The "CLI" and "Chat UI with Gradio" inference steps in the readme are working correctly, with the model set as "mlx-community/paligemma-3b-mix-448-8bit". I'm using Conda and MLX and MLX-VLM has been installed using PIP.

The error is as follows:

NumPy boolean array indexing assignment cannot assign 2097152 input values to the 2099200 output values where the mask is true File "/opt/anaconda3/envs/mlx/lib/python3.11/site-packages/mlx_vlm/models/paligemma/paligemma.py", line 115, in _prepare_inputs_for_multimodal final_embedding[image_mask_expanded] = scaled_image_features.flatten()


  File "/opt/anaconda3/envs/mlx/lib/python3.11/site-packages/mlx_vlm/models/paligemma/paligemma.py", line 82, in get_input_embeddings
    self._prepare_inputs_for_multimodal(
  File "/opt/anaconda3/envs/mlx/lib/python3.11/site-packages/mlx_vlm/models/paligemma/paligemma.py", line 139, in __call__
    input_embeddings, final_attention_mask_4d = self.get_input_embeddings(
                                                ^^^^^^^^^^^^^^^^^^^^^^^^^^
  File "/opt/anaconda3/envs/mlx/lib/python3.11/site-packages/mlx_vlm/utils.py", line 809, in generate
    logits, cache = model(input_ids, pixel_values, mask)
                    ^^^^^^^^^^^^^^^^^^^^^^^^^^^^^^^^^^^^
  File "mlx-vlm-test.py", line 15, in <module>
    output = generate(model, processor, "http://images.cocodataset.org/val2017/000000039769.jpg", prompt, verbose=False)
             ^^^^^^^^^^^^^^^^^^^^^^^^^^^^^^^^^^^^^^^^^^^^^^^^^^^^^^^^^^^^^^^^^^^^^^^^^^^^^^^^^^^^^^^^^^^^^^^^^^^^^^^^^^^
  File "/opt/anaconda3/envs/mlx/lib/python3.11/runpy.py", line 88, in _run_code
    exec(code, run_globals)
  File "/opt/anaconda3/envs/mlx/lib/python3.11/runpy.py", line 198, in _run_module_as_main (Current frame)
    return _run_code(code, main_globals, None,
           ^^^^^^^^^^^^^^^^^^^^^^^^^^^^^^^^^^^
ValueError: NumPy boolean array indexing assignment cannot assign 2097152 input values to the 2099200 output values where the mask is true
Blaizzy commented 1 month ago

Thanks!

The issue you are facing is because Paligemma doesn't use any chat template or manual image token

You can just pass the text directly.

prompt = "what are these?"

I will add examples for all models soon. Or if you want you can make a PR :)

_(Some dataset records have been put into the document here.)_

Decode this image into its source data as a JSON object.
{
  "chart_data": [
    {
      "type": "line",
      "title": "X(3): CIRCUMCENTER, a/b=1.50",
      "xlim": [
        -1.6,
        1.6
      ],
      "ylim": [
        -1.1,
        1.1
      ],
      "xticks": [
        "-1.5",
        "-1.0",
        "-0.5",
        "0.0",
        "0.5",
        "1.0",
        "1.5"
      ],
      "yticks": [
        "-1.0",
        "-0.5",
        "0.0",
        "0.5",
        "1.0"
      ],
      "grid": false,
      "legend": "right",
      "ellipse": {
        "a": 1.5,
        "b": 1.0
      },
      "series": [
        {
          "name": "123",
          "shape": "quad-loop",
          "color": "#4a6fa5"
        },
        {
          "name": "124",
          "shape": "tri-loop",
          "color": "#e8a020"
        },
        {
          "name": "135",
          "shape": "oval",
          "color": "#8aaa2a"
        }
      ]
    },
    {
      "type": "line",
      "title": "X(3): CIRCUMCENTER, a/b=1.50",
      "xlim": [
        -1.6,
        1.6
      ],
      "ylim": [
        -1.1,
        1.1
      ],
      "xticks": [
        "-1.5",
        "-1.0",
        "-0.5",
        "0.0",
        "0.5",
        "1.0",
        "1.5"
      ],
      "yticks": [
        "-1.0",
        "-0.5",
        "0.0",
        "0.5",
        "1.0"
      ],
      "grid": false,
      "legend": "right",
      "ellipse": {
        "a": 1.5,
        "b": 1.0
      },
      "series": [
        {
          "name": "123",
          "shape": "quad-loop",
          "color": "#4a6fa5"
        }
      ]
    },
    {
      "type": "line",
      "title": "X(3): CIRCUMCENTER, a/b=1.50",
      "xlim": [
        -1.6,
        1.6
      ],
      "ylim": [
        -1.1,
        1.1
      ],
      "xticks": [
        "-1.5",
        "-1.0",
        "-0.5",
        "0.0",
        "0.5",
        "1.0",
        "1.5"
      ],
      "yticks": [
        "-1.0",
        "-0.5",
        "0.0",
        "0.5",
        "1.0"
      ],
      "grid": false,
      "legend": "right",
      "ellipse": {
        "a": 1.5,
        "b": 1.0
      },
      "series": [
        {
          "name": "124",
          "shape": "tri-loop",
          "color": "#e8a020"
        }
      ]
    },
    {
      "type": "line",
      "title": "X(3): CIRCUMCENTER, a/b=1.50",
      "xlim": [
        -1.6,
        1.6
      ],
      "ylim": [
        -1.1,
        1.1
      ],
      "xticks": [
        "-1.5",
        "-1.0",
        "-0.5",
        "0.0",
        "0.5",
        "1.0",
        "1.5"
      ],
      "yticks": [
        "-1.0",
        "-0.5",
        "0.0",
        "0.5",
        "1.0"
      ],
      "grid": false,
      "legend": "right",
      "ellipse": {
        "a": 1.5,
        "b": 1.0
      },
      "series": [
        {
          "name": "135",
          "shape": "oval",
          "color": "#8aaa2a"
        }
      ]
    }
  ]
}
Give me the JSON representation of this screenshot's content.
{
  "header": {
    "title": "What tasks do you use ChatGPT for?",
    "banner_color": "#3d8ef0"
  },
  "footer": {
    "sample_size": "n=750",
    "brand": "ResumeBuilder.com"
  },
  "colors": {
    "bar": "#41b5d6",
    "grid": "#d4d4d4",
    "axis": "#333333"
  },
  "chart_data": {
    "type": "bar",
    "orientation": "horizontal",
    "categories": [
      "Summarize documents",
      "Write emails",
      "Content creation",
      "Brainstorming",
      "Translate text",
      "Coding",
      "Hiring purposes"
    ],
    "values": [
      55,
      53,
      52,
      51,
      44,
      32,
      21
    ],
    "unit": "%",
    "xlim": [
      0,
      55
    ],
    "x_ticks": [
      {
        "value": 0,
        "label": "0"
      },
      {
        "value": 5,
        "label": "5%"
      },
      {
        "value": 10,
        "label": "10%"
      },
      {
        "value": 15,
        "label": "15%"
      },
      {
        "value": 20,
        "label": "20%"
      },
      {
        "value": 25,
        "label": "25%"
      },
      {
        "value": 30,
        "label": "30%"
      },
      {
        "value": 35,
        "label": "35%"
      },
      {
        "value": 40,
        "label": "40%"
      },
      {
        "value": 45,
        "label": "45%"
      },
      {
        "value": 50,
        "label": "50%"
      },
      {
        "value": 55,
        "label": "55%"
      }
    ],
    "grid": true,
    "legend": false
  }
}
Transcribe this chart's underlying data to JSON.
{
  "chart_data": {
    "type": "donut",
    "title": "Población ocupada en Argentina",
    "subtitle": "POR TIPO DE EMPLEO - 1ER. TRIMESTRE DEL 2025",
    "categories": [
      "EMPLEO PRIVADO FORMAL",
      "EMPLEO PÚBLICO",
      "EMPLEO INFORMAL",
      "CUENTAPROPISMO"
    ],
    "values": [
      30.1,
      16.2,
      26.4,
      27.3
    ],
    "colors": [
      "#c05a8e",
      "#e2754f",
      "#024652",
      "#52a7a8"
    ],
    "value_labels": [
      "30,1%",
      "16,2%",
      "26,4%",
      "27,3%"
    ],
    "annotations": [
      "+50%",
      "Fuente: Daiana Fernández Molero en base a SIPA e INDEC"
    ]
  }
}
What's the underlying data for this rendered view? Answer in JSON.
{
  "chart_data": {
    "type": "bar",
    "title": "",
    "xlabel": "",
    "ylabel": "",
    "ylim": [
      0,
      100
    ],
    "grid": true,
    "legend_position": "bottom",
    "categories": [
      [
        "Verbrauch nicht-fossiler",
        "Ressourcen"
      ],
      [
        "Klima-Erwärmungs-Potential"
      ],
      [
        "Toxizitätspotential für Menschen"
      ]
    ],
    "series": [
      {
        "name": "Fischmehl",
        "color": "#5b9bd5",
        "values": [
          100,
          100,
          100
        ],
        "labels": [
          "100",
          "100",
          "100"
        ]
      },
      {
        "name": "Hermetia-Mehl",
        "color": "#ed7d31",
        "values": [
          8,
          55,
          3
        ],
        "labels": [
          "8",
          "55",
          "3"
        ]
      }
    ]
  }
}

mobile-appz commented 1 month ago

Thanks!

The issue you are facing is because Paligemma doesn't use any chat template or manual image token

You can just pass the text directly.

prompt = "what are these?"

I will add examples for all models soon. Or if you want you can make a PR :)

Thank you very much for your help and quick response. I can confirm that this works now perfectly.

Blaizzy commented 1 month ago

Most welcome! 🤗